DISCOVERY AND VALIDATION OF A PLASMA PROTEIN DIAGNOSTIC SIGNATURE FOR KAWASAKI DISEASE

MS Hamilton

INTRODUCTION:
It is unknown how often a diagnosis of Kawasaki disease (KD) is missed as the illness is naturally self-limited and clinical features are shared by many common childhood illnesses. The COVID-19 pandemic further complicated diagnosis as 40% of patients with Multisystem Inflammatory Syndrome in Children (MIS-C) met the diagnostic criteria for KD. Diagnosis is also challenging when KD occurs in association with another infection or when children do not exhibit all clinical symptoms simultaneously. An accurate diagnostic test is needed for early detection and treatment to prevent acute and long-term cardiac complications. We aimed to identify host-protein biomarkers to discriminate KD from other common pediatric diseases as the basis of a diagnostic test.
METHODS:
We performed proteomic analysis using the aptamer-based SomaScan® platform to quantify levels of 7000 proteins in a cohort of children diagnosed with KD (n=38), MIS-C (n=79), definite bacterial (DB,n=40) and definite viral infections (DV,n=43). Significantly differentially abundant (SDA) proteins (p<0.05) between KD and each comparator group were identified. Feature selection was performed to establish sparse diagnostic signatures that could optimally discriminate KD from other diseases.
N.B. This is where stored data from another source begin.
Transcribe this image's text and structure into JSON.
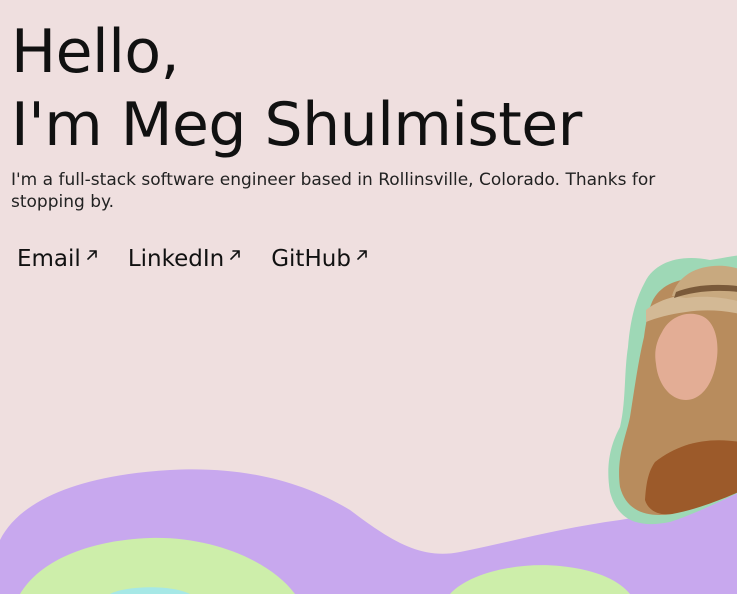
{
  "hero": {
    "greeting_line1": "Hello,",
    "greeting_line2": "I'm Meg Shulmister",
    "intro": "I'm a full-stack software engineer based in Rollinsville, Colorado. Thanks for stopping by."
  },
  "links": [
    {
      "label": "Email",
      "icon": "external-arrow-icon"
    },
    {
      "label": "LinkedIn",
      "icon": "external-arrow-icon"
    },
    {
      "label": "GitHub",
      "icon": "external-arrow-icon"
    }
  ],
  "colors": {
    "background": "#efdfdf",
    "blob_purple": "#c8a8ee",
    "blob_green": "#cdeeaa",
    "blob_teal": "#a6e8e6",
    "portrait_outline": "#9ed8b6"
  }
}
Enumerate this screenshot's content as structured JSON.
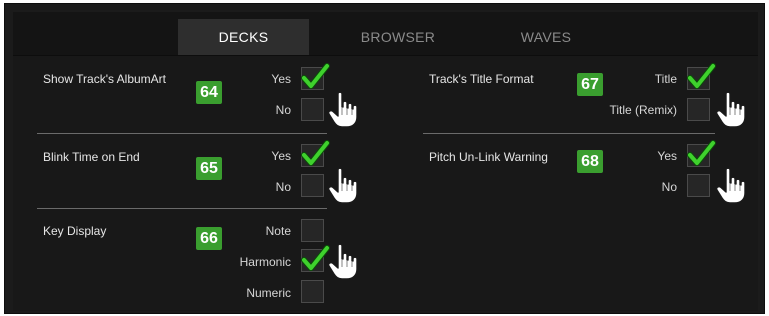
{
  "tabs": [
    {
      "label": "DECKS",
      "active": true
    },
    {
      "label": "BROWSER",
      "active": false
    },
    {
      "label": "WAVES",
      "active": false
    }
  ],
  "settings": [
    {
      "label": "Show Track's AlbumArt",
      "badge": "64",
      "options": [
        {
          "label": "Yes",
          "checked": true
        },
        {
          "label": "No",
          "checked": false
        }
      ]
    },
    {
      "label": "Blink Time on End",
      "badge": "65",
      "options": [
        {
          "label": "Yes",
          "checked": true
        },
        {
          "label": "No",
          "checked": false
        }
      ]
    },
    {
      "label": "Key Display",
      "badge": "66",
      "options": [
        {
          "label": "Note",
          "checked": false
        },
        {
          "label": "Harmonic",
          "checked": true
        },
        {
          "label": "Numeric",
          "checked": false
        }
      ]
    },
    {
      "label": "Track's Title Format",
      "badge": "67",
      "options": [
        {
          "label": "Title",
          "checked": true
        },
        {
          "label": "Title (Remix)",
          "checked": false
        }
      ]
    },
    {
      "label": "Pitch Un-Link Warning",
      "badge": "68",
      "options": [
        {
          "label": "Yes",
          "checked": true
        },
        {
          "label": "No",
          "checked": false
        }
      ]
    }
  ],
  "colors": {
    "background": "#1b1b1b",
    "active_tab": "#2e2e2e",
    "badge": "#3a9e2f",
    "checkmark": "#3fd12d"
  },
  "icons": [
    "checkmark-icon",
    "pointer-hand-icon"
  ]
}
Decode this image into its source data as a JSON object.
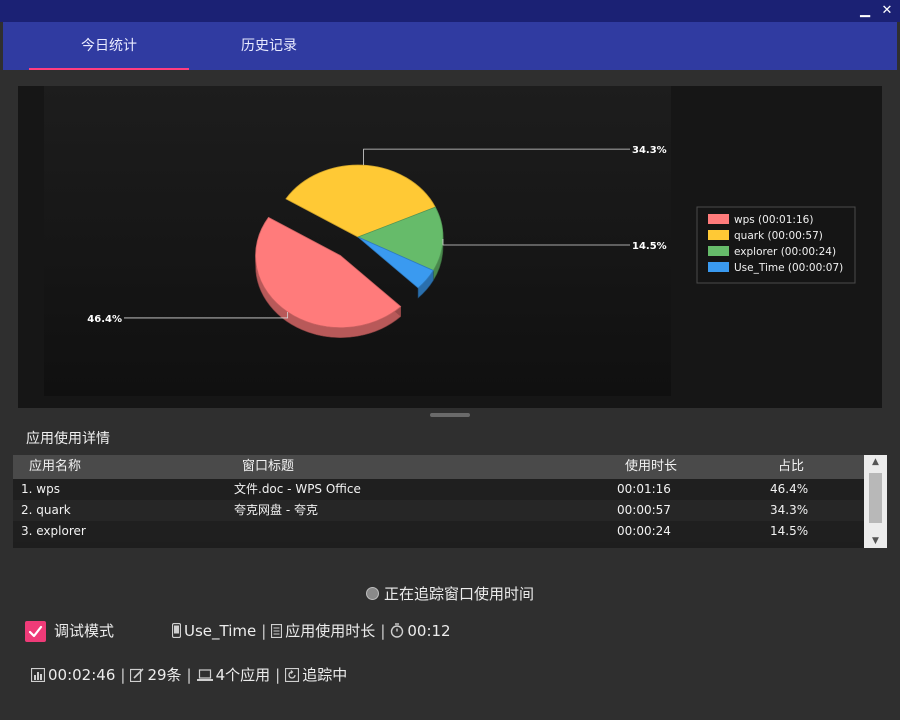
{
  "window": {
    "minimize_label": "▁",
    "close_label": "✕"
  },
  "tabs": [
    {
      "label": "今日统计",
      "active": true
    },
    {
      "label": "历史记录",
      "active": false
    }
  ],
  "chart_data": {
    "type": "pie",
    "title": "",
    "exploded": "wps",
    "slices": [
      {
        "name": "wps",
        "label": "wps (00:01:16)",
        "value": 46.4,
        "percent": "46.4%",
        "color": "#ff7b7b"
      },
      {
        "name": "quark",
        "label": "quark (00:00:57)",
        "value": 34.3,
        "percent": "34.3%",
        "color": "#ffc935"
      },
      {
        "name": "explorer",
        "label": "explorer (00:00:24)",
        "value": 14.5,
        "percent": "14.5%",
        "color": "#66bb6a"
      },
      {
        "name": "Use_Time",
        "label": "Use_Time (00:00:07)",
        "value": 4.8,
        "percent": "",
        "color": "#3a9af0"
      }
    ],
    "legend_position": "right"
  },
  "details": {
    "title": "应用使用详情",
    "columns": [
      "应用名称",
      "窗口标题",
      "使用时长",
      "占比"
    ],
    "rows": [
      {
        "app": "1. wps",
        "window": "文件.doc - WPS Office",
        "duration": "00:01:16",
        "share": "46.4%"
      },
      {
        "app": "2. quark",
        "window": "夸克网盘 - 夸克",
        "duration": "00:00:57",
        "share": "34.3%"
      },
      {
        "app": "3. explorer",
        "window": "",
        "duration": "00:00:24",
        "share": "14.5%"
      }
    ]
  },
  "status": {
    "tracking_text": "正在追踪窗口使用时间"
  },
  "debug": {
    "label": "调试模式",
    "checked": true
  },
  "info_line1": {
    "current_app": "Use_Time",
    "current_window": "应用使用时长",
    "session_time": "00:12"
  },
  "info_line2": {
    "total_time": "00:02:46",
    "record_count": "29条",
    "app_count": "4个应用",
    "state": "追踪中"
  }
}
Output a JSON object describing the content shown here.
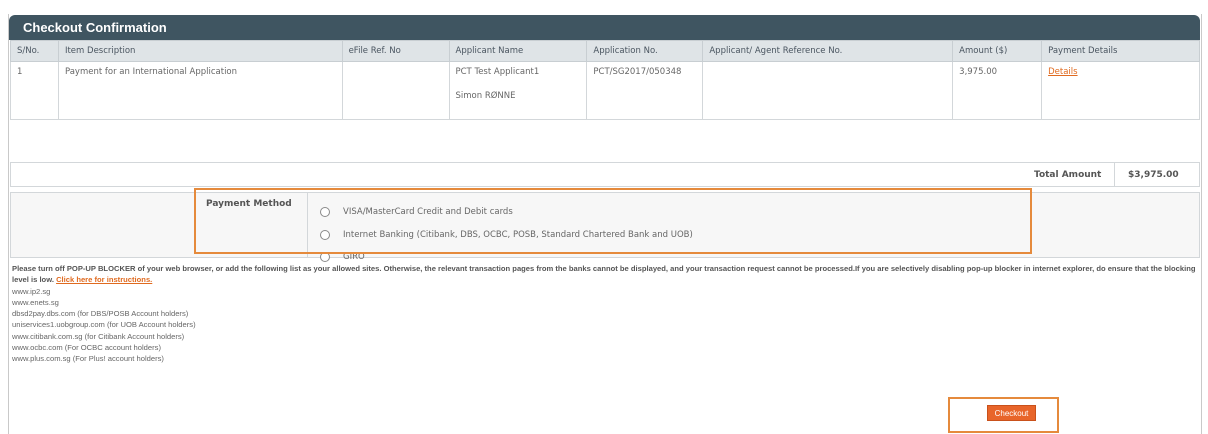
{
  "panel": {
    "title": "Checkout Confirmation"
  },
  "table": {
    "columns": [
      "S/No.",
      "Item Description",
      "eFile Ref. No",
      "Applicant Name",
      "Application No.",
      "Applicant/ Agent Reference No.",
      "Amount ($)",
      "Payment Details"
    ],
    "rows": [
      {
        "sno": "1",
        "description": "Payment for an International Application",
        "efile_ref": "",
        "applicant_1": "PCT Test Applicant1",
        "applicant_2": "Simon RØNNE",
        "application_no": "PCT/SG2017/050348",
        "agent_ref": "",
        "amount": "3,975.00",
        "details_link": "Details"
      }
    ]
  },
  "total": {
    "label": "Total Amount",
    "value": "$3,975.00"
  },
  "payment": {
    "label": "Payment Method",
    "options": [
      "VISA/MasterCard Credit and Debit cards",
      "Internet Banking (Citibank, DBS, OCBC, POSB, Standard Chartered Bank and UOB)",
      "GIRO"
    ]
  },
  "notice": {
    "text": "Please turn off POP-UP BLOCKER of your web browser, or add the following list as your allowed sites. Otherwise, the relevant transaction pages from the banks cannot be displayed, and your transaction request cannot be processed.If you are selectively disabling pop-up blocker in internet explorer, do ensure that the blocking level is low.",
    "link": "Click here for instructions.",
    "sites": [
      "www.ip2.sg",
      "www.enets.sg",
      "dbsd2pay.dbs.com (for DBS/POSB Account holders)",
      "uniservices1.uobgroup.com (for UOB Account holders)",
      "www.citibank.com.sg (for Citibank Account holders)",
      "www.ocbc.com (For OCBC account holders)",
      "www.plus.com.sg (For Plus! account holders)"
    ]
  },
  "actions": {
    "checkout": "Checkout"
  },
  "colors": {
    "header": "#3f5561",
    "accent": "#e8652a",
    "highlight": "#e58a3c"
  }
}
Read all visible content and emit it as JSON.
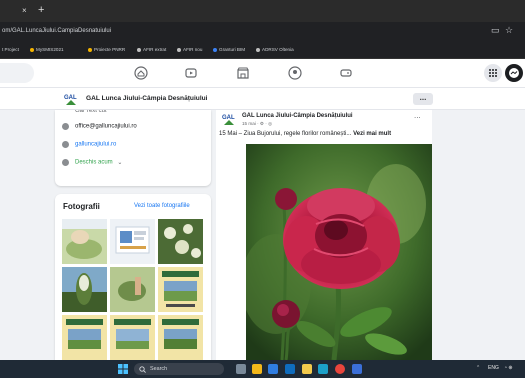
{
  "browser": {
    "tab_close": "×",
    "tab_new": "+",
    "url": "om/GAL.LuncaJiului.CampiaDesnatuiului",
    "bookmarks": [
      "t Project",
      "MySMIS2021",
      "Proiecte PNRR",
      "AFIR extrat",
      "AFIR nou",
      "Granturi BIM",
      "ADRSV Oltenia"
    ]
  },
  "fb_nav": {
    "icons": [
      "home-icon",
      "watch-icon",
      "marketplace-icon",
      "groups-icon",
      "gaming-icon"
    ]
  },
  "page_header": {
    "title": "GAL Lunca Jiului-Câmpia Desnățuiului",
    "more_label": "..."
  },
  "intro": {
    "cut_line": "Gal Text cut",
    "email": "office@galluncajiului.ro",
    "website": "galluncajiului.ro",
    "hours": "Deschis acum",
    "hours_chevron": "⌄"
  },
  "photos": {
    "title": "Fotografii",
    "see_all": "Vezi toate fotografiile"
  },
  "post": {
    "author": "GAL Lunca Jiului-Câmpia Desnățuiului",
    "time": "15 mai · ⚙ · ◎",
    "text": "15 Mai – Ziua Bujorului, regele florilor românești...",
    "see_more": "Vezi mai mult",
    "dots": "..."
  },
  "taskbar": {
    "search_placeholder": "Search",
    "tray_up": "⌃",
    "tray_lang": "ENG",
    "tray_icons": "◔ ⊕"
  },
  "colors": {
    "facebook_blue": "#1877f2",
    "chrome_dark": "#202124",
    "taskbar": "#1f2a36",
    "feed_bg": "#f0f2f5"
  }
}
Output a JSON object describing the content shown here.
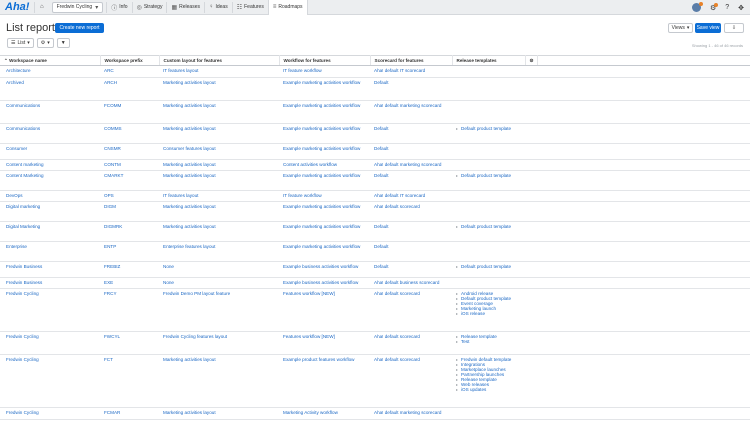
{
  "nav": {
    "logo": "Aha!",
    "workspace": "Fredwin Cycling",
    "items": [
      {
        "label": "Info",
        "icon": "info-icon"
      },
      {
        "label": "Strategy",
        "icon": "strategy-icon"
      },
      {
        "label": "Releases",
        "icon": "calendar-icon"
      },
      {
        "label": "Ideas",
        "icon": "lightbulb-icon"
      },
      {
        "label": "Features",
        "icon": "features-icon"
      },
      {
        "label": "Roadmaps",
        "icon": "roadmaps-icon"
      }
    ]
  },
  "header": {
    "title": "List report",
    "create_label": "Create new report",
    "views_label": "Views",
    "save_label": "Save view"
  },
  "toolbar": {
    "list_label": "List",
    "showing": "Showing 1 - 46 of 46 records"
  },
  "table": {
    "columns": [
      "Workspace name",
      "Workspace prefix",
      "Custom layout for features",
      "Workflow for features",
      "Scorecard for features",
      "Release templates"
    ],
    "rows": [
      {
        "name": "Architecture",
        "prefix": "ARC",
        "layout": "IT features layout",
        "workflow": "IT feature workflow",
        "scorecard": "Aha! default IT scorecard",
        "templates": []
      },
      {
        "name": "Archived",
        "prefix": "ARCH",
        "layout": "Marketing activities layout",
        "workflow": "Example marketing activities workflow",
        "scorecard": "Default",
        "templates": []
      },
      {
        "name": "Communications",
        "prefix": "FCOMM",
        "layout": "Marketing activities layout",
        "workflow": "Example marketing activities workflow",
        "scorecard": "Aha! default marketing scorecard",
        "templates": []
      },
      {
        "name": "Communications",
        "prefix": "COMMS",
        "layout": "Marketing activities layout",
        "workflow": "Example marketing activities workflow",
        "scorecard": "Default",
        "templates": [
          "Default product template"
        ]
      },
      {
        "name": "Consumer",
        "prefix": "CNSMR",
        "layout": "Consumer features layout",
        "workflow": "Example marketing activities workflow",
        "scorecard": "Default",
        "templates": []
      },
      {
        "name": "Content marketing",
        "prefix": "CONTM",
        "layout": "Marketing activities layout",
        "workflow": "Content activities workflow",
        "scorecard": "Aha! default marketing scorecard",
        "templates": []
      },
      {
        "name": "Content Marketing",
        "prefix": "CMARKT",
        "layout": "Marketing activities layout",
        "workflow": "Example marketing activities workflow",
        "scorecard": "Default",
        "templates": [
          "Default product template"
        ]
      },
      {
        "name": "DevOps",
        "prefix": "OPS",
        "layout": "IT features layout",
        "workflow": "IT feature workflow",
        "scorecard": "Aha! default IT scorecard",
        "templates": []
      },
      {
        "name": "Digital marketing",
        "prefix": "DIGM",
        "layout": "Marketing activities layout",
        "workflow": "Example marketing activities workflow",
        "scorecard": "Aha! default scorecard",
        "templates": []
      },
      {
        "name": "Digital Marketing",
        "prefix": "DIGMRK",
        "layout": "Marketing activities layout",
        "workflow": "Example marketing activities workflow",
        "scorecard": "Default",
        "templates": [
          "Default product template"
        ]
      },
      {
        "name": "Enterprise",
        "prefix": "ENTP",
        "layout": "Enterprise features layout",
        "workflow": "Example marketing activities workflow",
        "scorecard": "Default",
        "templates": []
      },
      {
        "name": "Fredwin Business",
        "prefix": "FREBIZ",
        "layout": "None",
        "workflow": "Example business activities workflow",
        "scorecard": "Default",
        "templates": [
          "Default product template"
        ]
      },
      {
        "name": "Fredwin Business",
        "prefix": "EXE",
        "layout": "None",
        "workflow": "Example business activities workflow",
        "scorecard": "Aha! default business scorecard",
        "templates": []
      },
      {
        "name": "Fredwin Cycling",
        "prefix": "FRCY",
        "layout": "Fredwin Demo PM layout feature",
        "workflow": "Features workflow [NEW]",
        "scorecard": "Aha! default scorecard",
        "templates": [
          "Android release",
          "Default product template",
          "Event coverage",
          "Marketing launch",
          "iOS release"
        ]
      },
      {
        "name": "Fredwin Cycling",
        "prefix": "FWCYL",
        "layout": "Fredwin Cycling features layout",
        "workflow": "Features workflow [NEW]",
        "scorecard": "Aha! default scorecard",
        "templates": [
          "Release template",
          "Test"
        ]
      },
      {
        "name": "Fredwin Cycling",
        "prefix": "FCT",
        "layout": "Marketing activities layout",
        "workflow": "Example product features workflow",
        "scorecard": "Aha! default scorecard",
        "templates": [
          "Fredwin default template",
          "Integrations",
          "Marketplace launches",
          "Partnership launches",
          "Release template",
          "Web releases",
          "iOS updates"
        ]
      },
      {
        "name": "Fredwin Cycling",
        "prefix": "FCMAR",
        "layout": "Marketing activities layout",
        "workflow": "Marketing Activity workflow",
        "scorecard": "Aha! default marketing scorecard",
        "templates": []
      }
    ]
  },
  "colors": {
    "accent": "#0b6dd5",
    "link": "#1a67c4"
  }
}
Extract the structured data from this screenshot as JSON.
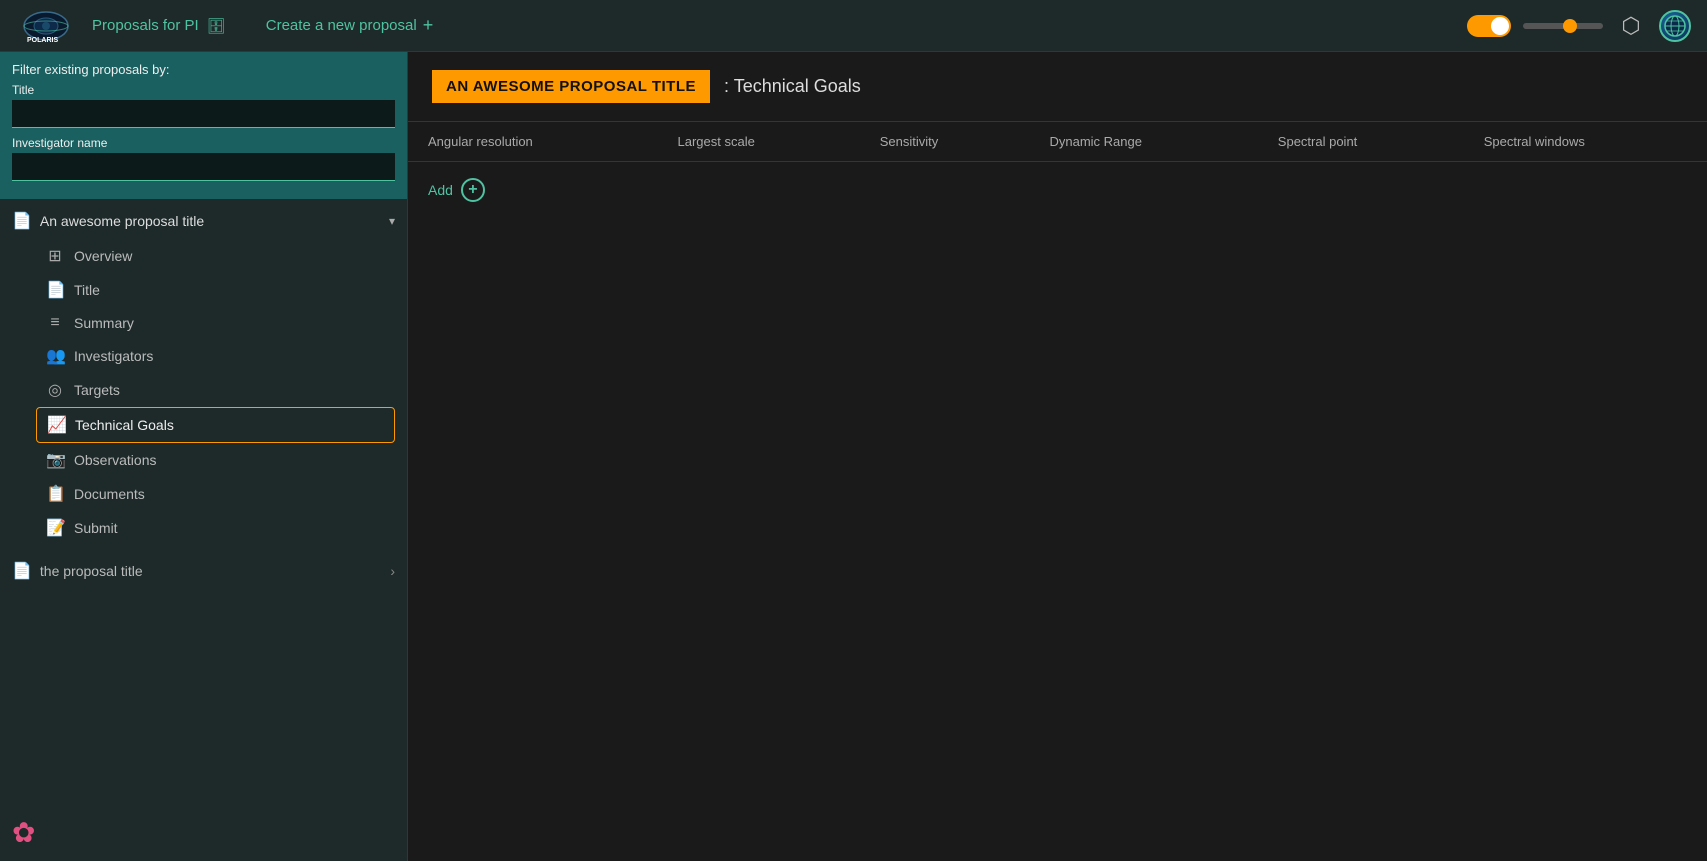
{
  "navbar": {
    "proposals_label": "Proposals for PI",
    "create_label": "Create a new proposal",
    "plus_icon": "+",
    "db_icon": "🗄"
  },
  "filter": {
    "section_label": "Filter existing proposals by:",
    "title_label": "Title",
    "investigator_label": "Investigator name",
    "title_placeholder": "",
    "investigator_placeholder": ""
  },
  "proposals": [
    {
      "id": "proposal-1",
      "title": "An awesome proposal title",
      "expanded": true,
      "nav_items": [
        {
          "id": "overview",
          "label": "Overview",
          "active": false
        },
        {
          "id": "title",
          "label": "Title",
          "active": false
        },
        {
          "id": "summary",
          "label": "Summary",
          "active": false
        },
        {
          "id": "investigators",
          "label": "Investigators",
          "active": false
        },
        {
          "id": "targets",
          "label": "Targets",
          "active": false
        },
        {
          "id": "technical-goals",
          "label": "Technical Goals",
          "active": true
        },
        {
          "id": "observations",
          "label": "Observations",
          "active": false
        },
        {
          "id": "documents",
          "label": "Documents",
          "active": false
        },
        {
          "id": "submit",
          "label": "Submit",
          "active": false
        }
      ]
    },
    {
      "id": "proposal-2",
      "title": "the proposal title",
      "expanded": false
    }
  ],
  "content": {
    "badge_text": "AN AWESOME PROPOSAL TITLE",
    "section_title": ": Technical Goals",
    "table": {
      "columns": [
        "Angular resolution",
        "Largest scale",
        "Sensitivity",
        "Dynamic Range",
        "Spectral point",
        "Spectral windows"
      ],
      "add_label": "Add"
    }
  },
  "icons": {
    "overview": "⊞",
    "title": "📄",
    "summary": "≡",
    "investigators": "👥",
    "targets": "◎",
    "technical_goals": "📈",
    "observations": "📷",
    "documents": "📋",
    "submit": "📄",
    "chevron_down": "▾",
    "chevron_right": "›",
    "plus": "+",
    "flower": "✿"
  }
}
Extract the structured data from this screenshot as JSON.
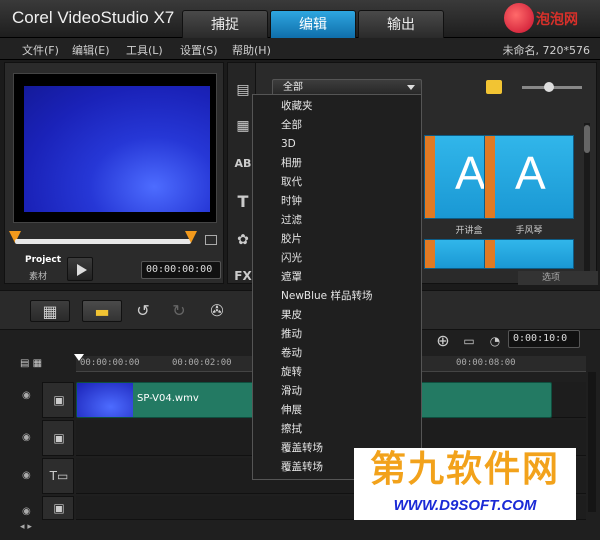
{
  "window": {
    "title": "Corel VideoStudio X7",
    "tabs": [
      "捕捉",
      "编辑",
      "输出"
    ],
    "active_tab": "编辑",
    "logo_text": "泡泡网"
  },
  "menu": {
    "items": [
      "文件(F)",
      "编辑(E)",
      "工具(L)",
      "设置(S)",
      "帮助(H)"
    ],
    "project_info": "未命名, 720*576"
  },
  "preview": {
    "project_label": "Project",
    "clip_label": "素材",
    "timecode": "00:00:00:00"
  },
  "library": {
    "category_selected": "全部",
    "side_icons": [
      "media-icon",
      "instant-project-icon",
      "transition-icon",
      "title-icon",
      "graphic-icon",
      "filter-icon"
    ],
    "side_icon_text": {
      "transition": "AB",
      "title": "T",
      "filter": "FX"
    },
    "thumbnails": [
      {
        "label": "开讲盒"
      },
      {
        "label": "手风琴"
      }
    ],
    "options_label": "选项"
  },
  "dropdown": {
    "items": [
      "收藏夹",
      "全部",
      "3D",
      "相册",
      "取代",
      "时钟",
      "过滤",
      "胶片",
      "闪光",
      "遮罩",
      "NewBlue 样品转场",
      "果皮",
      "推动",
      "卷动",
      "旋转",
      "滑动",
      "伸展",
      "擦拭",
      "覆盖转场",
      "覆盖转场"
    ]
  },
  "timeline": {
    "timecode": "0:00:10:0",
    "ruler": [
      "00:00:00:00",
      "00:00:02:00",
      "00:00:08:00"
    ],
    "clip_name": "SP-V04.wmv"
  },
  "watermark": {
    "brand": "第九软件网",
    "url": "WWW.D9SOFT.COM"
  }
}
Findings were validated using antibody-based assays in an independent cohort. Accuracy of the models was assessed with the area under the receiver-operating characteristic curve (AUC). Associations between protein concentrations and clinical variables were tested.
RESULTS:
736 proteins were SDA between KD when compared to all other unwell comparator groups combined (MIS-C+DB+DV), with 388 proteins increasing and 348 decreasing in KD. Two sparse 4-protein diagnostic signatures were identified. Using all SDA proteins, the best-performing 4-protein signature had an AUC of 98.1% (95%CI,95.1%-100%). To enable easier detection on platforms more suited for clinical use, we identified an additional signature based on SDA proteins that were medium to highly abundant and increasing in KD. This translational signature had an AUC of 94.3% (95%CI,89.6%-99%). Antibody-based validation showed an overall AUC of 87.3% (95%CI,79.2%-94.8%).
DISCUSSION:
Our study establishes that as few as 4 proteins can distinguish KD from other pediatric infectious and inflammatory syndromes. The sparse number of proteins comprising both signatures and antibody validation makes translation into a point-of-care test feasible.